Powerful stuff. The newly formed Electronic Frontiers Foundation would have been proud.

 Now this is where it gets interesting and has raised the shackles of many in the Twittersphere and internet echo chambers. A few days ago it was revealed that the real reason for RSA to have used a flawed products for so many years was because the NSA paid them to. It wasn’t a huge amount of money although it possibly helped save the division that runs BSafe in RSA that was struggling at the time.

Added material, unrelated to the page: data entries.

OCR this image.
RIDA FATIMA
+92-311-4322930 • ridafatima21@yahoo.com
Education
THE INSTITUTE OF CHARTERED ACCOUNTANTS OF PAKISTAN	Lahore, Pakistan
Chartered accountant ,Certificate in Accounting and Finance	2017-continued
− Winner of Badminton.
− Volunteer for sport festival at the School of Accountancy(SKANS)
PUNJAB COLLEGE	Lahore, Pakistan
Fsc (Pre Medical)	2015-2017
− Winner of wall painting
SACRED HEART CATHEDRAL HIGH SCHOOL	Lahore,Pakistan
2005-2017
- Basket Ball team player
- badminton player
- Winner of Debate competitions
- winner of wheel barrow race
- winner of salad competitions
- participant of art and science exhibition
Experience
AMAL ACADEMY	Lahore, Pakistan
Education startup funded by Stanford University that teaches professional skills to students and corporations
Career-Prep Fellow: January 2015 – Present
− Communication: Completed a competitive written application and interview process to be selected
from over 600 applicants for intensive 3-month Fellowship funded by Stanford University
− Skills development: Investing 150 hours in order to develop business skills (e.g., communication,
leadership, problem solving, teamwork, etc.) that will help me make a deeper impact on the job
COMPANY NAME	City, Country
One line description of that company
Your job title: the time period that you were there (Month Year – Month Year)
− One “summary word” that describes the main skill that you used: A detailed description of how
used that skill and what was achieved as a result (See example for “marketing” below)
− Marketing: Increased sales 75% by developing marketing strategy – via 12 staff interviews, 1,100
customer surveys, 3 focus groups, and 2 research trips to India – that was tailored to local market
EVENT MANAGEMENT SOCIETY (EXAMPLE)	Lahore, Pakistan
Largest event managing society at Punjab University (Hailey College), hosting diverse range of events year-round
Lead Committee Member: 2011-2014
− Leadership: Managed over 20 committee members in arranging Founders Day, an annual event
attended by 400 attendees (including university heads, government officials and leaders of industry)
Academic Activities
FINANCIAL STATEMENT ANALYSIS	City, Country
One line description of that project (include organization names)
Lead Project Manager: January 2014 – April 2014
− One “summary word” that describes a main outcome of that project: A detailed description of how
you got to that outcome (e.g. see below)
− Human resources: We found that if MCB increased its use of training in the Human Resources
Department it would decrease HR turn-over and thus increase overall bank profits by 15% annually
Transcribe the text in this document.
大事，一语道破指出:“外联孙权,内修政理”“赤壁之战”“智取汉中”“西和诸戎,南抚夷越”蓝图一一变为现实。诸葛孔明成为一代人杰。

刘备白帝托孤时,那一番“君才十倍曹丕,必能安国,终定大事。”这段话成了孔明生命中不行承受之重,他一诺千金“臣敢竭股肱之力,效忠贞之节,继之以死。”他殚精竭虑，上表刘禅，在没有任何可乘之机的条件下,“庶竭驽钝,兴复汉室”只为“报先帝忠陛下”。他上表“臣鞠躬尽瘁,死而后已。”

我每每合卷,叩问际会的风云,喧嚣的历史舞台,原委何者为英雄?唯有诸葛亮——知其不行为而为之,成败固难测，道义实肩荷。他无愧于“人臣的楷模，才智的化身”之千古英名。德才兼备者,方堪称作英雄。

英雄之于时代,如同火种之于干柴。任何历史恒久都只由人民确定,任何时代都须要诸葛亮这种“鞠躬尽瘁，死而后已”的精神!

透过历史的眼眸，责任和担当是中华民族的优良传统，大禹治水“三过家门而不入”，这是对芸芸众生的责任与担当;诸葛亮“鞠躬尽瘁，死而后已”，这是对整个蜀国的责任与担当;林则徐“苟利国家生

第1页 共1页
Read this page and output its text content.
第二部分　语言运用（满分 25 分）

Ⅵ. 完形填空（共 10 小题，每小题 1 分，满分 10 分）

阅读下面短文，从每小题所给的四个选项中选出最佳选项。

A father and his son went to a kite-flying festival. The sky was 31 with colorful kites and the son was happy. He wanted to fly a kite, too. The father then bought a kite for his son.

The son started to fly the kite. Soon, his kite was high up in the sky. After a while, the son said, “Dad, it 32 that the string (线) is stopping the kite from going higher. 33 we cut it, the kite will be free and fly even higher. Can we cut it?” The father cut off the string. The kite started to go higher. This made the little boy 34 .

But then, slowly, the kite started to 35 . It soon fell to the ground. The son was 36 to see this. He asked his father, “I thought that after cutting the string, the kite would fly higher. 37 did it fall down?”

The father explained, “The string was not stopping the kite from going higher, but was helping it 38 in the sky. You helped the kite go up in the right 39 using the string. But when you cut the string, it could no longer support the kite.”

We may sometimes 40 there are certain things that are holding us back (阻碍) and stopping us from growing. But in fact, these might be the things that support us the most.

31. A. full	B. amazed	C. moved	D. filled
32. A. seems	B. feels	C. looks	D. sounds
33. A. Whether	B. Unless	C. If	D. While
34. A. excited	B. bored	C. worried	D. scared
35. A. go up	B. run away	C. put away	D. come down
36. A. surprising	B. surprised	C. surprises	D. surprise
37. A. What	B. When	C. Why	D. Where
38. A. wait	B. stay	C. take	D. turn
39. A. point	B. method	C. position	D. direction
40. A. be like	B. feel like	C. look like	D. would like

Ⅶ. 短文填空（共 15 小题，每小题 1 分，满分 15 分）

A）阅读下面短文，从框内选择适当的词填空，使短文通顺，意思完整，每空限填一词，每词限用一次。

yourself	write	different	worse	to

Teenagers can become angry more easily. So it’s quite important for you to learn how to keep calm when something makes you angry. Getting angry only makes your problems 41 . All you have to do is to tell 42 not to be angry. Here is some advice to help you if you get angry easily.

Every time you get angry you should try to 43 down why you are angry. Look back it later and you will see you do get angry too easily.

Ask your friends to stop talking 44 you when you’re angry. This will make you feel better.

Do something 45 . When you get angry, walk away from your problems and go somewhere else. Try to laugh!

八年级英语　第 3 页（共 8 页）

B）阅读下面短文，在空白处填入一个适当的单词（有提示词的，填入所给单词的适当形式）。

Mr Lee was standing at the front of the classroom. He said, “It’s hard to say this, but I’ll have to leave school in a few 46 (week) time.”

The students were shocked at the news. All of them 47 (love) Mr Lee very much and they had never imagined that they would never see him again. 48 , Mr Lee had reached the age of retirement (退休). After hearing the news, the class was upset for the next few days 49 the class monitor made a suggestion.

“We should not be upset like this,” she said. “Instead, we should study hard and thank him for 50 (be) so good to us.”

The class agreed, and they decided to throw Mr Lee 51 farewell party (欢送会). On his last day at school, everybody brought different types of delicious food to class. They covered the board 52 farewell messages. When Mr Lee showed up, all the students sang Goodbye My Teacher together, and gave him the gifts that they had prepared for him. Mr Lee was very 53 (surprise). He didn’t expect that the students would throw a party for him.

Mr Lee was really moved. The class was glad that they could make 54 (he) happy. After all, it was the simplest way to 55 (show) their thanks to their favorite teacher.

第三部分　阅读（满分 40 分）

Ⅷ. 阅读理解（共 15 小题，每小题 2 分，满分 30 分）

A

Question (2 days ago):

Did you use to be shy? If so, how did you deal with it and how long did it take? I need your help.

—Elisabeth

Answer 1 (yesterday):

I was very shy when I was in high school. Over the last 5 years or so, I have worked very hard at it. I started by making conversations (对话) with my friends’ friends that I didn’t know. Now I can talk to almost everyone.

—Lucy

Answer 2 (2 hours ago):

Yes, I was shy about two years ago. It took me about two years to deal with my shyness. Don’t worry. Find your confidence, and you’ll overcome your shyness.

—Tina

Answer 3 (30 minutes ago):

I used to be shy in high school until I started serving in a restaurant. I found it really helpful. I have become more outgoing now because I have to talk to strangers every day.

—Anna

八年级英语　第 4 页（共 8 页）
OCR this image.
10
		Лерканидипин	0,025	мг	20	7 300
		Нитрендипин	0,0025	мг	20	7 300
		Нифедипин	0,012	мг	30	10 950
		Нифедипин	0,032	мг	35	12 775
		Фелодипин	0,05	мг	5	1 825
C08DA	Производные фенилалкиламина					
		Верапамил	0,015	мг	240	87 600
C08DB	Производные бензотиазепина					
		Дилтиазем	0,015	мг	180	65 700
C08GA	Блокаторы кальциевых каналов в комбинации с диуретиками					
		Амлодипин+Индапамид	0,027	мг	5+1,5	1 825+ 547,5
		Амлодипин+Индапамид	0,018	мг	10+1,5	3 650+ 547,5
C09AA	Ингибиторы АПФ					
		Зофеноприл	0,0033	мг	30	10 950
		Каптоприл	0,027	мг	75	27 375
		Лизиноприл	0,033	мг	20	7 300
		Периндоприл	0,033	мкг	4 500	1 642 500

Businesses change. Leadership changes. Market forces steer a company in different direction to one a degree or another. To my mind though, to deliberately weaken your own product for financial gain is extraordinarily unwise. By taking the money, RSA have declared that profit is above patriotism, whatever your view of patriotism is. If they took no money at all, there would be a good defence that the decision was taken in the national interest and to work harmoniously with the governmental agencies that protect the USA from danger. Unfortunately organisations that have relied on RSA’s products to secure their data have been let down simply to make a fast buck,

In October this year Art Coviello spoke about “Anonymity being the enemy of Security” at his Keynote at RSA Europe. That statement takes on a very different viewpoint now.

The response has been fairly unanimous, but here is one that got me thinking about my relationship with RSA:

Mikko RSA

I personally wouldn’t go this far as I go to network with friends, peers and colleagues, as well as listen to folks from the industry talk and present; I don’t necessarily go to listen to RSA as such. However this kind of reaction is going to have an impact on RSA that is likely to be felt for a number of years to come. Most security people I know are somewhat distrusting in the first place (hence why they are in security very often!). To have these revelations is going to have an impact both in their mainstream business as well as their conference business, so often seen as the gold standard of conferences globally.

If the last few years were tough for RSA, what is the next few years going to be like for a giant in our industry?